Gibson agrees with the audit in that continuity of programs and staffing are problems that need fixing. “If you’re not going to fix the structural issues around continuity maybe you should consider eliminating it.”

His office staff, down to two from a maximum of six, lost steam when they learned about a year and a half ago that Martz would not seek a second term. “When you work at the pleasure of the governor and the governor doesn’t want to run, I’m not sure there’s anything that can be done,” Gibson says.

What can be done is to build on the foundation already laid, says Evan Barrett, head of the Butte Local Development Corps., and Governor-elect Brian Schweitzer’s choice to replace Gibson, who was recently tapped to fill a new economic development position in the state’s university system. Though the Legislature ultimately will decide if and how to fund the Office of Economic Opportunity, Barrett says, “I don’t think anyone has an interest in eliminating it. I think that’s more of a rhetorical statement.”

Like Gibson, Barrett agrees with many of the auditors’ recommendations to strengthen the office by restructuring some of its elements. But, he warns, “You can also perpetually restructure and as long as people are tinkering with structure and changing the nature of operations, it’s just an avoidance of getting things done. It’s time to stop tinkering and get out there and get some economic development done.”
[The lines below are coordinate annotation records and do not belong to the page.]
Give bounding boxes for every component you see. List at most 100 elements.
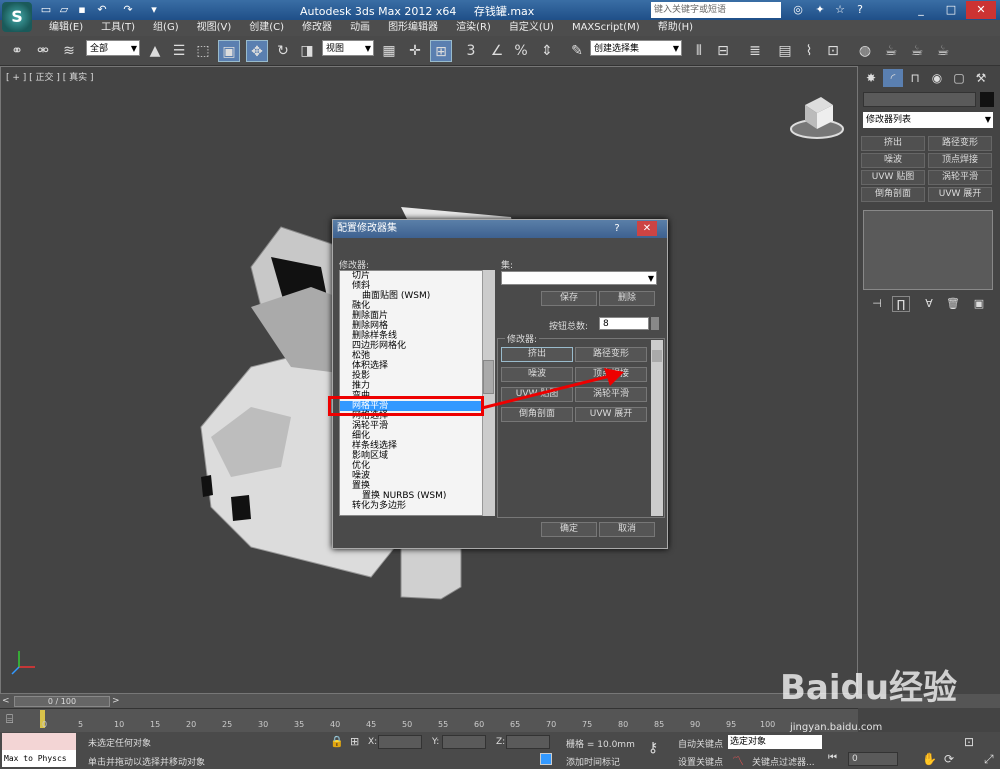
spinner-snap-icon[interactable]: ⇕ xyxy=(536,40,558,62)
show-end-result-icon[interactable]: ∏ xyxy=(892,296,910,312)
menu-edit[interactable]: 编辑(E) xyxy=(40,20,92,36)
key-filter-icon[interactable]: 〽 xyxy=(732,752,744,769)
utilities-tab-icon[interactable]: ⚒ xyxy=(971,69,991,87)
time-slider-left-icon[interactable]: < xyxy=(2,696,10,706)
pin-stack-icon[interactable]: ⊣ xyxy=(868,296,886,312)
list-item[interactable]: 细化 xyxy=(340,431,494,441)
viewcube-icon[interactable] xyxy=(787,93,847,139)
list-item[interactable]: 优化 xyxy=(340,461,494,471)
list-item[interactable]: 体积选择 xyxy=(340,361,494,371)
maximize-button[interactable]: □ xyxy=(936,1,966,19)
maxscript-listener-input[interactable]: Max to Physcs xyxy=(2,750,76,767)
time-slider-right-icon[interactable]: > xyxy=(112,696,120,706)
keyboard-shortcut-override-icon[interactable]: ⊞ xyxy=(430,40,452,62)
menu-group[interactable]: 组(G) xyxy=(144,20,188,36)
list-item[interactable]: 四边形网格化 xyxy=(340,341,494,351)
display-tab-icon[interactable]: ▢ xyxy=(949,69,969,87)
button-count-input[interactable]: 8 xyxy=(599,317,649,330)
cmd-turbosmooth-button[interactable]: 涡轮平滑 xyxy=(928,170,992,185)
list-item[interactable]: 噪波 xyxy=(340,471,494,481)
hierarchy-tab-icon[interactable]: ⊓ xyxy=(905,69,925,87)
search-input[interactable]: 键入关键字或短语 xyxy=(651,2,781,18)
cmd-uvw-unwrap-button[interactable]: UVW 展开 xyxy=(928,187,992,202)
z-coord-input[interactable] xyxy=(506,735,550,749)
delete-set-button[interactable]: 删除 xyxy=(599,291,655,306)
set-extrude-button[interactable]: 挤出 xyxy=(501,347,573,362)
object-name-input[interactable] xyxy=(863,92,976,107)
select-object-icon[interactable]: ▲ xyxy=(144,40,166,62)
create-tab-icon[interactable]: ✸ xyxy=(861,69,881,87)
time-tag-icon[interactable] xyxy=(540,753,552,765)
close-button[interactable]: ✕ xyxy=(966,1,996,19)
list-item[interactable]: 置换 xyxy=(340,481,494,491)
remove-modifier-icon[interactable]: 🗑 xyxy=(944,296,962,312)
cmd-noise-button[interactable]: 噪波 xyxy=(861,153,925,168)
key-icon[interactable]: ⚷ xyxy=(648,740,658,756)
orbit-icon[interactable]: ⟳ xyxy=(944,752,954,766)
modifier-buttons-scroll-thumb[interactable] xyxy=(652,350,662,362)
tools-icon[interactable]: ✦ xyxy=(812,2,828,18)
current-frame-input[interactable]: 0 xyxy=(848,752,898,766)
modifier-list-dropdown[interactable]: 修改器列表 xyxy=(863,112,993,128)
mirror-icon[interactable]: ⫴ xyxy=(688,40,710,62)
bind-space-warp-icon[interactable]: ≋ xyxy=(58,40,80,62)
new-file-icon[interactable]: ▭ xyxy=(38,2,54,18)
edit-named-selection-icon[interactable]: ✎ xyxy=(566,40,588,62)
unlink-icon[interactable]: ⚮ xyxy=(32,40,54,62)
mini-curve-editor-icon[interactable]: ⌸ xyxy=(6,712,13,727)
curve-editor-icon[interactable]: ⌇ xyxy=(798,40,820,62)
list-item[interactable]: 删除网格 xyxy=(340,321,494,331)
add-time-tag[interactable]: 添加时间标记 xyxy=(566,755,620,768)
schematic-view-icon[interactable]: ⊡ xyxy=(822,40,844,62)
transform-mode-icon[interactable]: ⊞ xyxy=(350,735,359,748)
lock-selection-icon[interactable]: 🔒 xyxy=(330,735,344,748)
percent-snap-icon[interactable]: % xyxy=(510,40,532,62)
modify-tab-icon[interactable]: ◜ xyxy=(883,69,903,87)
star-icon[interactable]: ☆ xyxy=(832,2,848,18)
select-by-name-icon[interactable]: ☰ xyxy=(168,40,190,62)
select-rotate-icon[interactable]: ↻ xyxy=(272,40,294,62)
key-mode-dropdown[interactable]: 选定对象 xyxy=(728,735,822,749)
menu-help[interactable]: 帮助(H) xyxy=(649,20,702,36)
list-item[interactable]: 转化为多边形 xyxy=(340,501,494,511)
configure-modifier-sets-icon[interactable]: ▣ xyxy=(970,296,988,312)
snaps-toggle-icon[interactable]: 3 xyxy=(460,40,482,62)
menu-animation[interactable]: 动画 xyxy=(341,20,379,36)
quick-access-dropdown-icon[interactable]: ▾ xyxy=(146,2,162,18)
rectangle-selection-icon[interactable]: ⬚ xyxy=(192,40,214,62)
menu-create[interactable]: 创建(C) xyxy=(240,20,293,36)
redo-icon[interactable]: ↷ xyxy=(120,2,136,18)
modifiers-listbox[interactable]: 切片 倾斜 曲面贴图 (WSM) 融化 删除面片 删除网格 删除样条线 四边形网… xyxy=(339,270,495,516)
menu-views[interactable]: 视图(V) xyxy=(188,20,241,36)
make-unique-icon[interactable]: ∀ xyxy=(920,296,938,312)
minimize-button[interactable]: _ xyxy=(906,1,936,19)
cmd-uvw-map-button[interactable]: UVW 贴图 xyxy=(861,170,925,185)
open-file-icon[interactable]: ▱ xyxy=(56,2,72,18)
render-setup-icon[interactable]: ☕ xyxy=(880,40,902,62)
modifier-buttons-scrollbar[interactable] xyxy=(651,340,663,516)
pivot-center-icon[interactable]: ▦ xyxy=(378,40,400,62)
menu-maxscript[interactable]: MAXScript(M) xyxy=(563,20,649,36)
ok-button[interactable]: 确定 xyxy=(541,522,597,537)
layer-manager-icon[interactable]: ≣ xyxy=(744,40,766,62)
list-item[interactable]: 样条线选择 xyxy=(340,441,494,451)
list-item[interactable]: 推力 xyxy=(340,381,494,391)
dialog-close-button[interactable]: ✕ xyxy=(637,221,657,236)
angle-snap-icon[interactable]: ∠ xyxy=(486,40,508,62)
select-manipulate-icon[interactable]: ✛ xyxy=(404,40,426,62)
list-item[interactable]: 切片 xyxy=(340,271,494,281)
cmd-extrude-button[interactable]: 挤出 xyxy=(861,136,925,151)
list-item[interactable]: 置换 NURBS (WSM) xyxy=(340,491,494,501)
graphite-tools-icon[interactable]: ▤ xyxy=(774,40,796,62)
list-item[interactable]: 曲面贴图 (WSM) xyxy=(340,291,494,301)
object-color-swatch[interactable] xyxy=(980,92,994,107)
undo-icon[interactable]: ↶ xyxy=(94,2,110,18)
list-item[interactable]: 涡轮平滑 xyxy=(340,421,494,431)
list-item[interactable]: 删除面片 xyxy=(340,311,494,321)
menu-modifiers[interactable]: 修改器 xyxy=(293,20,341,36)
set-path-deform-button[interactable]: 路径变形 xyxy=(575,347,647,362)
auto-key-button[interactable]: 自动关键点 xyxy=(678,737,723,750)
named-selection-dropdown[interactable]: 创建选择集 xyxy=(590,40,682,57)
time-slider-thumb[interactable]: 0 / 100 xyxy=(14,696,110,707)
binoculars-icon[interactable]: ◎ xyxy=(790,2,806,18)
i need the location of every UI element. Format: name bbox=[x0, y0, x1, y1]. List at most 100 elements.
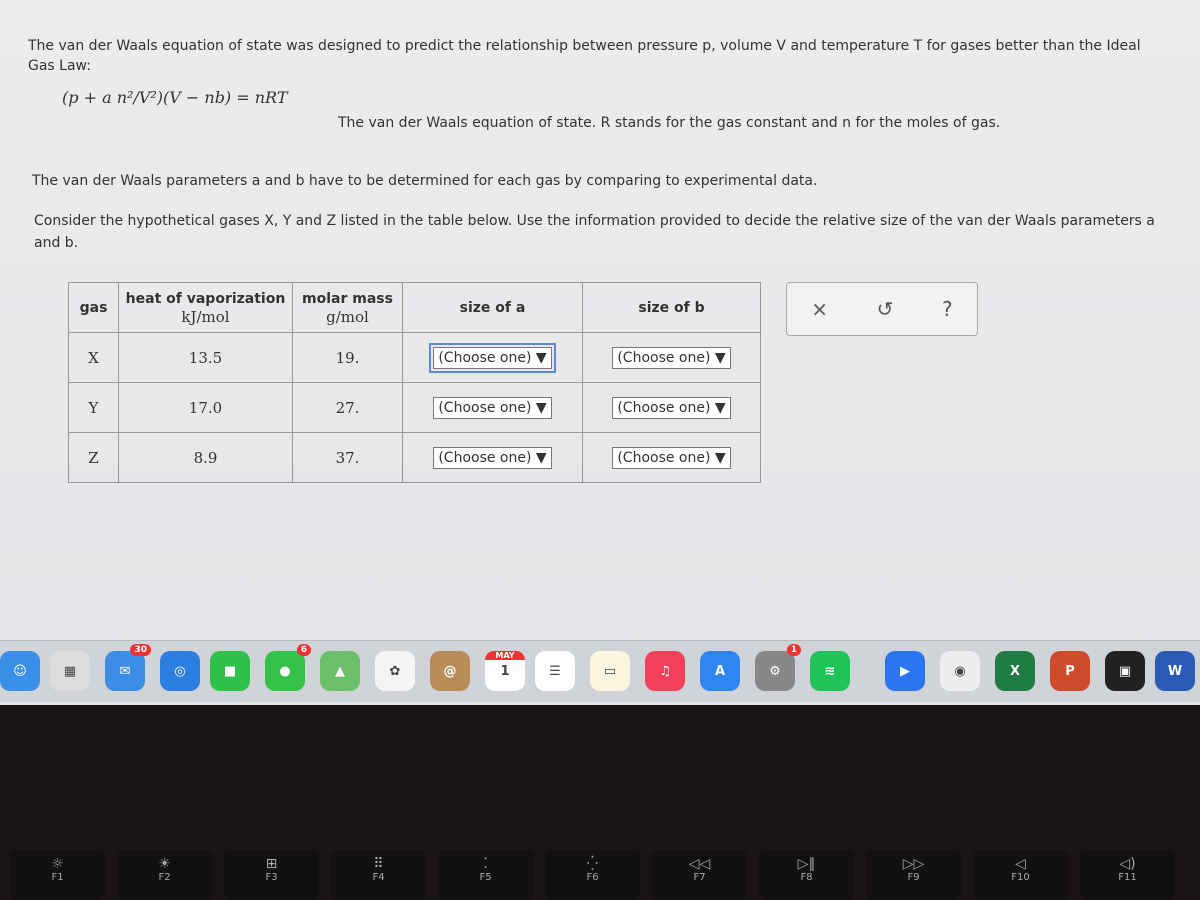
app-glyph: X bbox=[1009, 663, 1021, 679]
safari-icon[interactable]: ◎ bbox=[160, 651, 200, 691]
powerpoint-icon[interactable]: P bbox=[1050, 651, 1090, 691]
size-a-cell: (Choose one) ▼ bbox=[402, 432, 583, 483]
facetime-icon[interactable]: ■ bbox=[210, 651, 250, 691]
app-glyph: ✿ bbox=[389, 663, 401, 679]
notification-badge: 6 bbox=[296, 644, 311, 656]
size-a-cell: (Choose one) ▼ bbox=[402, 332, 583, 383]
key-f2[interactable]: ☀ F2 bbox=[117, 850, 212, 900]
header-label: size of b bbox=[638, 299, 705, 316]
size-b-cell: (Choose one) ▼ bbox=[582, 382, 761, 433]
heat-of-vaporization: 17.0 bbox=[118, 382, 293, 433]
zoom-icon[interactable]: ▶ bbox=[885, 651, 925, 691]
header-mass: molar mass g/mol bbox=[292, 282, 403, 333]
size-b-dropdown[interactable]: (Choose one) ▼ bbox=[612, 396, 731, 419]
calendar-month: MAY bbox=[485, 651, 525, 660]
key-f10[interactable]: ◁ F10 bbox=[973, 850, 1068, 900]
app-glyph: 1 bbox=[500, 663, 510, 679]
key-f9[interactable]: ▷▷ F9 bbox=[866, 850, 961, 900]
table-row: Y 17.0 27. (Choose one) ▼ (Choose one) ▼ bbox=[68, 382, 761, 433]
app-glyph: W bbox=[1167, 663, 1183, 679]
app-glyph: ▦ bbox=[63, 663, 77, 679]
key-icon: ☼ bbox=[51, 856, 64, 872]
size-a-dropdown[interactable]: (Choose one) ▼ bbox=[429, 342, 556, 373]
notes-icon[interactable]: ▭ bbox=[590, 651, 630, 691]
key-f7[interactable]: ◁◁ F7 bbox=[652, 850, 747, 900]
app-glyph: ♫ bbox=[659, 663, 671, 679]
app-glyph: ▲ bbox=[335, 663, 345, 679]
app-glyph: @ bbox=[443, 663, 457, 679]
header-row: gas heat of vaporization kJ/mol molar mas… bbox=[68, 282, 761, 333]
molar-mass: 27. bbox=[292, 382, 403, 433]
notification-badge: 30 bbox=[130, 644, 151, 656]
messages-icon[interactable]: ● 6 bbox=[265, 644, 311, 691]
app-glyph: ▶ bbox=[900, 663, 910, 679]
key-label: F11 bbox=[1118, 872, 1137, 883]
app-glyph: ✉ bbox=[119, 663, 131, 679]
paragraph-parameters: The van der Waals parameters a and b hav… bbox=[32, 173, 818, 189]
key-icon: ◁◁ bbox=[688, 856, 711, 872]
app-glyph: P bbox=[1065, 663, 1075, 679]
size-a-dropdown[interactable]: (Choose one) ▼ bbox=[433, 446, 552, 469]
key-f11[interactable]: ◁) F11 bbox=[1080, 850, 1175, 900]
help-icon[interactable]: ? bbox=[942, 297, 953, 321]
heat-of-vaporization: 8.9 bbox=[118, 432, 293, 483]
app-glyph: ⚙ bbox=[769, 663, 781, 679]
key-f1[interactable]: ☼ F1 bbox=[10, 850, 105, 900]
close-icon[interactable]: × bbox=[811, 297, 828, 321]
key-f6[interactable]: ⁛ F6 bbox=[545, 850, 640, 900]
calendar-icon[interactable]: MAY 1 bbox=[485, 651, 525, 691]
undo-icon[interactable]: ↺ bbox=[877, 297, 894, 321]
header-label: heat of vaporization bbox=[125, 290, 286, 307]
size-b-dropdown[interactable]: (Choose one) ▼ bbox=[612, 346, 731, 369]
app-glyph: A bbox=[714, 663, 726, 679]
word-icon[interactable]: W bbox=[1155, 651, 1195, 691]
key-label: F3 bbox=[265, 872, 278, 883]
app-glyph: ▣ bbox=[1118, 663, 1132, 679]
chrome-icon[interactable]: ◉ bbox=[940, 651, 980, 691]
key-label: F10 bbox=[1011, 872, 1030, 883]
key-f4[interactable]: ⠿ F4 bbox=[331, 850, 426, 900]
mail-icon[interactable]: ✉ 30 bbox=[105, 644, 151, 691]
header-unit: g/mol bbox=[326, 307, 369, 326]
dock: ☺ ▦ ✉ 30 ◎ ■ ● 6 ▲ ✿ @ MAY 1 ☰ ▭ ♫ A ⚙ 1 ≋ ▶ ◉ X P ▣ W bbox=[0, 640, 1200, 702]
key-icon: ▷∥ bbox=[797, 856, 816, 872]
key-label: F8 bbox=[800, 872, 813, 883]
key-label: F5 bbox=[479, 872, 492, 883]
gas-name: Z bbox=[68, 432, 119, 483]
vdw-equation: (p + a n²/V²)(V − nb) = nRT bbox=[62, 88, 288, 107]
printer-icon[interactable]: ▣ bbox=[1105, 651, 1145, 691]
header-unit: kJ/mol bbox=[181, 307, 230, 326]
contacts-icon[interactable]: @ bbox=[430, 651, 470, 691]
app-store-icon[interactable]: A bbox=[700, 651, 740, 691]
key-icon: ⁚ bbox=[483, 856, 488, 872]
key-f3[interactable]: ⊞ F3 bbox=[224, 850, 319, 900]
maps-icon[interactable]: ▲ bbox=[320, 651, 360, 691]
music-icon[interactable]: ♫ bbox=[645, 651, 685, 691]
key-label: F9 bbox=[907, 872, 920, 883]
reminders-icon[interactable]: ☰ bbox=[535, 651, 575, 691]
key-label: F2 bbox=[158, 872, 171, 883]
launchpad-icon[interactable]: ▦ bbox=[50, 651, 90, 691]
finder-icon[interactable]: ☺ bbox=[0, 651, 40, 691]
size-b-dropdown[interactable]: (Choose one) ▼ bbox=[612, 446, 731, 469]
spotify-icon[interactable]: ≋ bbox=[810, 651, 850, 691]
size-b-cell: (Choose one) ▼ bbox=[582, 332, 761, 383]
header-gas: gas bbox=[68, 282, 119, 333]
key-icon: ⊞ bbox=[265, 856, 278, 872]
header-heat: heat of vaporization kJ/mol bbox=[118, 282, 293, 333]
header-a: size of a bbox=[402, 282, 583, 333]
gas-table: gas heat of vaporization kJ/mol molar mas… bbox=[68, 282, 761, 483]
app-glyph: ◎ bbox=[174, 663, 186, 679]
photos-icon[interactable]: ✿ bbox=[375, 651, 415, 691]
system-preferences-icon[interactable]: ⚙ 1 bbox=[755, 644, 801, 691]
app-glyph: ◉ bbox=[954, 663, 966, 679]
answer-toolbar: × ↺ ? bbox=[786, 282, 978, 336]
size-a-dropdown[interactable]: (Choose one) ▼ bbox=[433, 396, 552, 419]
size-a-cell: (Choose one) ▼ bbox=[402, 382, 583, 433]
excel-icon[interactable]: X bbox=[995, 651, 1035, 691]
key-label: F1 bbox=[51, 872, 64, 883]
key-label: F4 bbox=[372, 872, 385, 883]
key-f8[interactable]: ▷∥ F8 bbox=[759, 850, 854, 900]
notification-badge: 1 bbox=[786, 644, 801, 656]
key-f5[interactable]: ⁚ F5 bbox=[438, 850, 533, 900]
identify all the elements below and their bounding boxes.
Barrett’s plan to get things done, he says, are Schweitzer’s plans, and Schweitzer’s plans are project-specific. “The state will assist local economic development organizations to be more fruitful and put the weight and prestige of the governor behind projects to make them happen,” he says.

And what types of job-creation projects do Schweitzer and Barrett have in mind? Specifically, Schweitzer wants to focus on value-added agriculture, improved technology, creating jobs on Indian reservations and Montana’s old economic standby: natural resource development. “The governor would like to do appropriate—and I think that’s the key word, ‘appropriate’—natural resource development,” Barrett says, noting that natural resource jobs make up only 5 percent of the state’s economy.

“There isn’t one economy in Montana,” he adds. “There are multiple economies. What is a growth opportunity in Missoula may not be a growth opportunity in Wolf Point. If we’re going to eliminate poverty in this state, if we’re going to raise wages in this state, we can’t just work at the top of the economic ladder, we’ve got to work at the bottom of the economic ladder. We want to hit the ground running and be aggressive.”

Sarah Elliott, spokeswoman for the Schweitzer transition team, says Schweitzer is aware of the audit and is committed to the office and its success. Like Schweitzer, she doesn’t mince words: “The governor-elect expects our economic development team will deliver, or he’ll find someone who can.”